Older blog entries for caolan (starting at number 221)

700 conversion target reached


Pushed through the 700 widget conversion barrier this week. The FindDialogs wiki page has helped quite a bit. There remains quite a few blanks in there though, so help still needed to identify the route to launch those unknown dialogs and tabpages via the UI.

Of the newly identified ones I'm a little amused by RID_OFAPAGE_SMARTTAG_OPTIONS which (we think) can only be seen when a smart tags extension is installed. Is there a known working extension out there that enables this to be shown when installed ?

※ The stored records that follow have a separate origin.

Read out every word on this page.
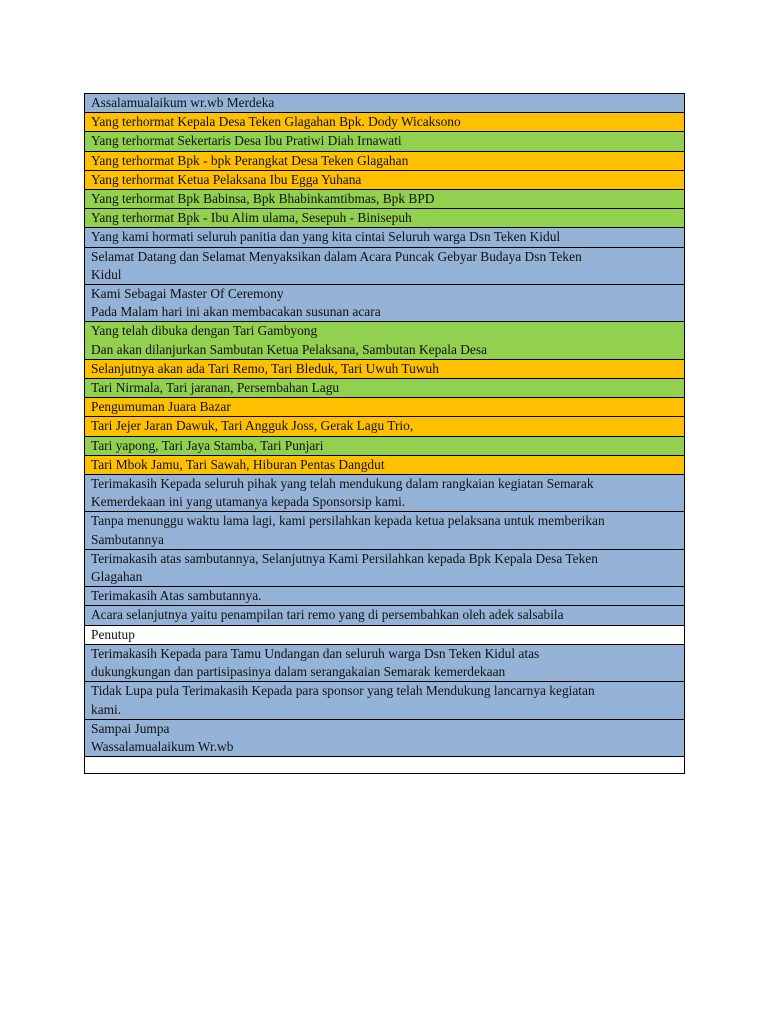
Assalamualaikum wr.wb Merdeka
Yang terhormat Kepala Desa Teken Glagahan Bpk. Dody Wicaksono
Yang terhormat Sekertaris Desa Ibu Pratiwi Diah Irnawati
Yang terhormat Bpk - bpk Perangkat Desa Teken Glagahan
Yang terhormat Ketua Pelaksana Ibu Egga Yuhana
Yang terhormat Bpk Babinsa, Bpk Bhabinkamtibmas, Bpk BPD
Yang terhormat Bpk - Ibu Alim ulama, Sesepuh - Binisepuh
Yang kami hormati seluruh panitia dan yang kita cintai Seluruh warga Dsn Teken Kidul
Selamat Datang dan Selamat Menyaksikan dalam Acara Puncak Gebyar Budaya Dsn Teken
Kidul
Kami Sebagai Master Of Ceremony
Pada Malam hari ini akan membacakan susunan acara
Yang telah dibuka dengan Tari Gambyong
Dan akan dilanjurkan Sambutan Ketua Pelaksana, Sambutan Kepala Desa
Selanjutnya akan ada Tari Remo, Tari Bleduk, Tari Uwuh Tuwuh
Tari Nirmala, Tari jaranan, Persembahan Lagu
Pengumuman Juara Bazar
Tari Jejer Jaran Dawuk, Tari Angguk Joss, Gerak Lagu Trio,
Tari yapong, Tari Jaya Stamba, Tari Punjari
Tari Mbok Jamu, Tari Sawah, Hiburan Pentas Dangdut
Terimakasih Kepada seluruh pihak yang telah mendukung dalam rangkaian kegiatan Semarak
Kemerdekaan ini yang utamanya kepada Sponsorsip kami.
Tanpa menunggu waktu lama lagi, kami persilahkan kepada ketua pelaksana untuk memberikan
Sambutannya
Terimakasih atas sambutannya, Selanjutnya Kami Persilahkan kepada Bpk Kepala Desa Teken
Glagahan
Terimakasih Atas sambutannya.
Acara selanjutnya yaitu penampilan tari remo yang di persembahkan oleh adek salsabila
Penutup
Terimakasih Kepada para Tamu Undangan dan seluruh warga Dsn Teken Kidul atas
dukungkungan dan partisipasinya dalam serangakaian Semarak kemerdekaan
Tidak Lupa pula Terimakasih Kepada para sponsor yang telah Mendukung lancarnya kegiatan
kami.
Sampai Jumpa
Wassalamualaikum Wr.wb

Trivia titbit: we have converted eight different passwords dialogs. And there remains one unconverted one whose route to being launched is currently unknown

Current conversion stats are:
706 .ui files currently exist
There are 67 unconverted dialogs
There are 68 unconverted tabpages
An estimated additional 135 .ui are required
We are 83% of the way through.

Syndicated 2014-03-28 20:54:00 (Updated 2014-03-28 20:54:44) from Caolán McNamara

FindingTheBlastedLastBunchOfDialogs

I'm finding it a fairly slow process to find the last 175 dialogs/tabpages in the LibreOffice UI. I have the full list of identifiers, and it's generally not a difficult process to find how to activate any individual dialog from the UI but in the aggregate it takes time and breaks the development flow if I have to stop/start to find the next one to convert.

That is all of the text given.